Both firms voted unanimously in favour of the merger last December. The merger will go live on 1 April.
Hunter, which boasts 30 lawyers, acted for Enron when it set up a number of the bankrupt energy trader’s Cayman-based holding companies. The firm has offices in the Caymans and London.
Appleby Spurling, home to 70 lawyers, was a key player in the infamous Thyssen litigation, and includes Southern Cross and Global Crossing among its clients.
The merger is the second to hit the offshore market this year, after Jersey firm Ogier & Le Masurier announced it is to link up with Caymans firm Boxalls in February.
The battle for the biggest slice of global offshore work is starting to look like an arms race, exemplified by the Appleby Spurling & Kempe-Hunter & Hunter tie-up.
When Hunter set up a London office in September 2001, it was a major event; now such a move is commonplace, particularly among offshore firms servicing clients in different timezones. Hunter, in terms of size and reputation, is generally regarded as number three in the Caymans after Maples & Calder and Walkers. The fourth firm in the Cayman pecking order is generally perceived to be Boxalls.
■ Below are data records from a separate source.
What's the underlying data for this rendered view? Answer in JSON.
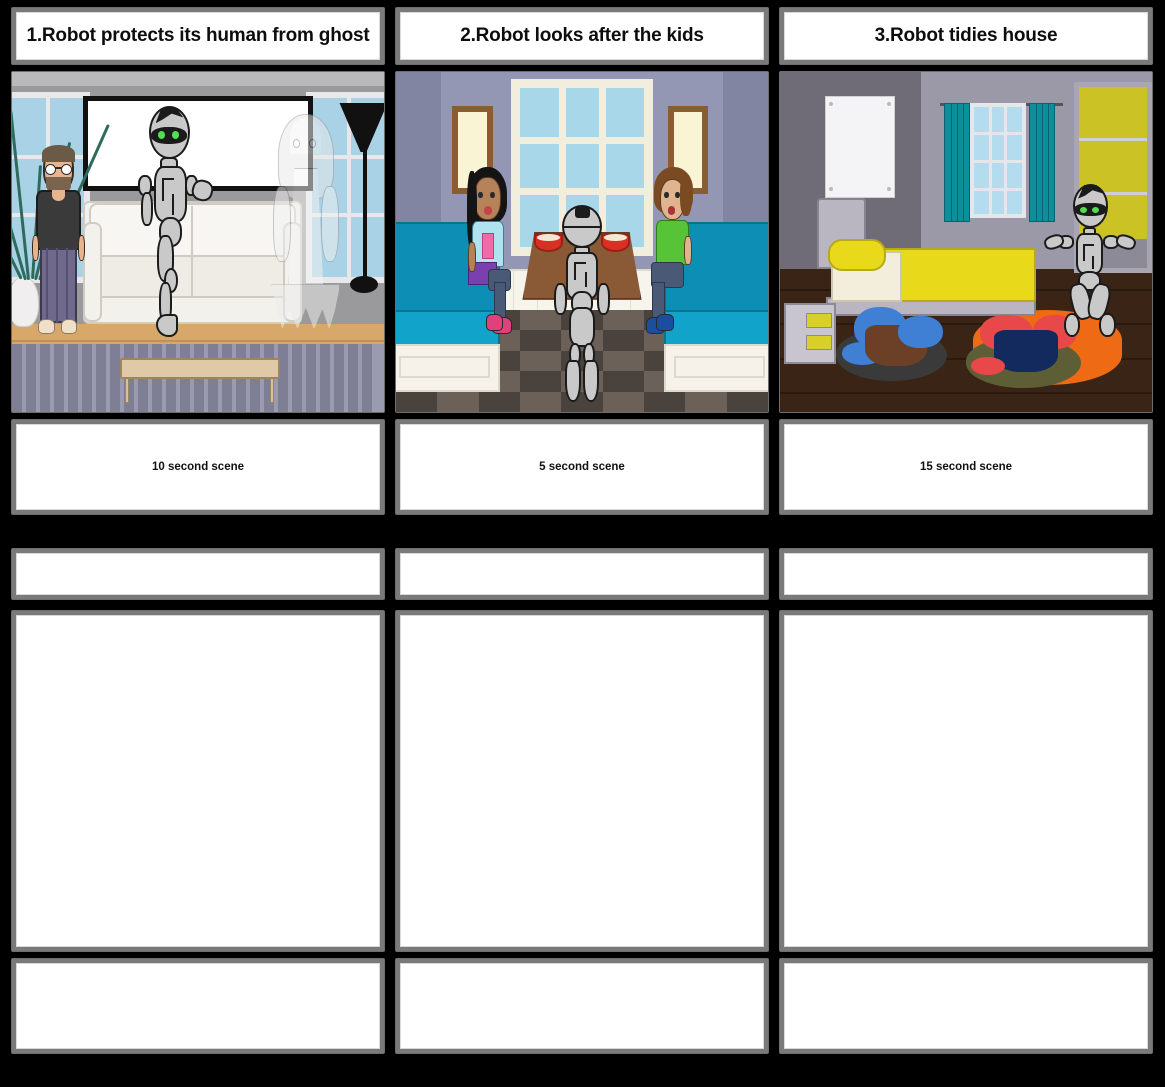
{
  "document": {
    "type": "storyboard",
    "background_color": "#000000",
    "cell_border_color": "#7a7a7a",
    "cell_fill_color": "#ffffff",
    "columns": 3,
    "blocks": 2
  },
  "block1": {
    "titles": [
      "1.Robot protects its human from ghost",
      "2.Robot looks after the kids",
      "3.Robot tidies house"
    ],
    "captions": [
      "10 second scene",
      "5 second scene",
      "15 second scene"
    ],
    "scenes": [
      {
        "id": "scene-1",
        "setting": "living room",
        "description": "Robot stands in front of a white sofa shielding a bearded man from a translucent ghost woman",
        "characters": [
          "man",
          "robot",
          "ghost"
        ],
        "objects": [
          "sofa",
          "coffee-table",
          "flat-screen-tv",
          "floor-lamp",
          "potted-plant",
          "striped-rug",
          "windows"
        ],
        "colors": {
          "wall": "#9a9a9c",
          "floor": "#d8a86a",
          "rug": "#9a9ab0",
          "sofa": "#f3f1ec",
          "table": "#e0c9a6",
          "robot_body": "#c9c9c9",
          "robot_eye": "#4fe04f",
          "man_shirt": "#3a3a3a",
          "man_pants": "#6f6a8c"
        }
      },
      {
        "id": "scene-2",
        "setting": "kitchen booth / diner",
        "description": "Robot stands between two children seated on teal booth benches at a brown table with two red bowls",
        "characters": [
          "girl",
          "boy",
          "robot"
        ],
        "objects": [
          "booth-bench-left",
          "booth-bench-right",
          "table",
          "red-bowl-left",
          "red-bowl-right",
          "window",
          "picture-frame-left",
          "picture-frame-right",
          "checkered-floor"
        ],
        "colors": {
          "wall": "#9497b4",
          "booth": "#11a3ca",
          "table": "#8a5a37",
          "bowl": "#d93025",
          "floor_dark": "#4a423c",
          "floor_light": "#6b6158",
          "girl_shirt": "#aee3ef",
          "girl_skirt": "#7b3fb0",
          "boy_shirt": "#56c436"
        }
      },
      {
        "id": "scene-3",
        "setting": "bedroom",
        "description": "Robot kneels on an orange rug beside two piles of laundry next to a yellow bed",
        "characters": [
          "robot"
        ],
        "objects": [
          "bed",
          "pillow",
          "nightstand",
          "poster",
          "curtained-window",
          "closet",
          "orange-rug",
          "laundry-pile-left",
          "laundry-pile-right"
        ],
        "colors": {
          "wall_left": "#6f6c78",
          "wall_right": "#9b98a8",
          "floor": "#3a2415",
          "bed": "#e9d91b",
          "rug": "#ee6a15",
          "curtain": "#0c8f9b",
          "closet": "#cbc226"
        }
      }
    ]
  },
  "block2": {
    "titles": [
      "",
      "",
      ""
    ],
    "captions": [
      "",
      "",
      ""
    ],
    "scenes": [
      {
        "id": "scene-4",
        "setting": "",
        "description": ""
      },
      {
        "id": "scene-5",
        "setting": "",
        "description": ""
      },
      {
        "id": "scene-6",
        "setting": "",
        "description": ""
      }
    ]
  }
}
In December, Boxalls agreed to merge with Channel Islands practice Ogier & Le Masurier. Just as the ink dried on that agreement, Hunter agreed to merge with Appleby Spurling, to create one of the world’s largest offshore firms. Now we should expect seismic moves from Maples or Walkers, or both.
Appleby Spurling is generally regarded as the number one Bermudian firm, but Conyers Dill & Pearman is a threat. Both firms have a string of overseas offices and associations: Conyers in Anguilla, the British Virgin Islands, Caymans, Guernsey, Hong Kong, London and Singapore; Appleby Spurling in the British Virgin Islands, Hong Kong, the Isle of Man and London. So, Appleby Spurling merges with ambitious, medium-sized Hunter across the water. And Conyers?… you get the picture.
Strategically, the tie-up is clever for both firms. The merged firm is a truly global firm, and other firms must now play catch-up. Inevitably they will. Such mergers have lower overhead costs than City firm mergers because they are not sharing office space, and claiming the mantle of being the global offshore firm is attractive to City solicitors and accountants as well as lay clients looking for a full service in different jurisdictions. The world is Appleby Spurling Kempe’s oyster, but not for long.